Lucier noted the amount of planning that’s gone into transitioning Unit E into a residential facility and said having the John Howard Society, a nationally-recognized and well-respected organization, on board speaks to the “value and opportunity” the arrangement presents.

“I’ve got 30 years in the public safety realm, the John Howard Society’s been in that realm the entire time I’ve been in it … I don’t believe they would sell their beliefs, their mandates, their best intentions, down the river to simply come and help us out on a predicament that we found ourselves in,” Lucier said.

“So currently, (the facility is) at the corrections complex that houses WCC and now the new program, that is our intention to maintain it there until and if the next best idea comes along.

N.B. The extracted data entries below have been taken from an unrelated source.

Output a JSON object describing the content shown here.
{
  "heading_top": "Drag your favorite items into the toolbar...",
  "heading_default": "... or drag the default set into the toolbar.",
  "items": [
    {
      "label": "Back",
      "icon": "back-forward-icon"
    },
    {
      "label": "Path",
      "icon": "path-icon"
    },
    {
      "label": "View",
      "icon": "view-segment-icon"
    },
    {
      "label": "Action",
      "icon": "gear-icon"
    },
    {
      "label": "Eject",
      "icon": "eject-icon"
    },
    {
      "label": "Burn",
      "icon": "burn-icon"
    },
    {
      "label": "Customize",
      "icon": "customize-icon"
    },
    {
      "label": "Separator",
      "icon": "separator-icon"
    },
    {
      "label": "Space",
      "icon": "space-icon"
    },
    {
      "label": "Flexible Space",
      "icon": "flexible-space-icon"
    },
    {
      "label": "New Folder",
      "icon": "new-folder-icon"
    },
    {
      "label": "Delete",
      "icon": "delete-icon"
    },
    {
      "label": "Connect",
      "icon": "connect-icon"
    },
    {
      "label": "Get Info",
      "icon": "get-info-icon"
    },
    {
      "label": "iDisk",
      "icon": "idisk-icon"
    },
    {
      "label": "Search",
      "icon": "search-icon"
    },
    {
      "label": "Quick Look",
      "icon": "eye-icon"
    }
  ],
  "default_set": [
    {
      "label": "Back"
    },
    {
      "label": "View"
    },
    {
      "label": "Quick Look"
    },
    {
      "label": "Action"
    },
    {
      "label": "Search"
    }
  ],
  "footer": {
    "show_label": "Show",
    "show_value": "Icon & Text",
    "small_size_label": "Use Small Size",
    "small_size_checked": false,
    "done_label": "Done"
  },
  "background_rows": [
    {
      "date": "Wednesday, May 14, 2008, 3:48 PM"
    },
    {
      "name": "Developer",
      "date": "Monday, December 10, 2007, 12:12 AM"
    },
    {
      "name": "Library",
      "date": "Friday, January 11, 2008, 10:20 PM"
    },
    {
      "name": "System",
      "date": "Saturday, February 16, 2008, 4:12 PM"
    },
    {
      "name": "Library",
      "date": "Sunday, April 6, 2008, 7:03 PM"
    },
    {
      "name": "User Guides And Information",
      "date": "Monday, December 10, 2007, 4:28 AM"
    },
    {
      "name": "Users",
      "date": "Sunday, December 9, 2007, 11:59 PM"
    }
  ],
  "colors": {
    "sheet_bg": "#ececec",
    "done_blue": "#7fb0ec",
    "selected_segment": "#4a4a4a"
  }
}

I think that’s about as firm as I can be on that.”

Monteiro and Miller said they stood by their previous comments to the News that the proximity of the facility to the jail wouldn’t be a detriment but a benefit, allowing for the institutions to work together on ensuring a smooth transition for inmates.

“The physical space is important and I know that it’s important,” Monteiro said.

“However, I think with some retrofitting, it doesn’t necessarily have to be a barrier to delivering humane or effective programs and supports for justice-involved clients, and this is really an opportunity I think to showcase that, of how we can use a space to do good within corrections and to do things that are a little bit different than have been done elsewhere.”

She also said that contrary to the letters, repurposing Unit E had not led to an increase in rotational lockdowns at the jail, and that the unit had sat unused for a year due to the jail’s low inmate population.

Miller reiterated the John Howard Society’s support for the new facility, describing it as an “innovative opportunity to try something different.”

“A key for us is perhaps not what the program space was but … more what it can be,” he said.

Both Warnsby and Cunningham, however, said they don’t believe there’s a way to make a halfway house located in the same complex as the WCC work, no matter the amount of renovations done to the space.

While they said they don’t oppose using Unit E as a short-term solution in the wake of the ARC’s closure, they’re against it becoming the permanent replacement.

“Halfway houses have to be community-based — a halfway house should be halfway between jail and the community and that’s not the case with the relocation to E-Unit,” Warnsby said.

“The closure of the ARC … (presents) an opportunity for Yukon government to really work hard to develop a new healthy and effective corrections system in Yukon and if they just continue to say, ‘We’ll use E-block, that’s fine,’ it unfortunately really appears that a really strong opportunity is going to be lost forever … We continue to call on Yukon government and all parties to develop an effective and safe, healing halfway house in Yukon.”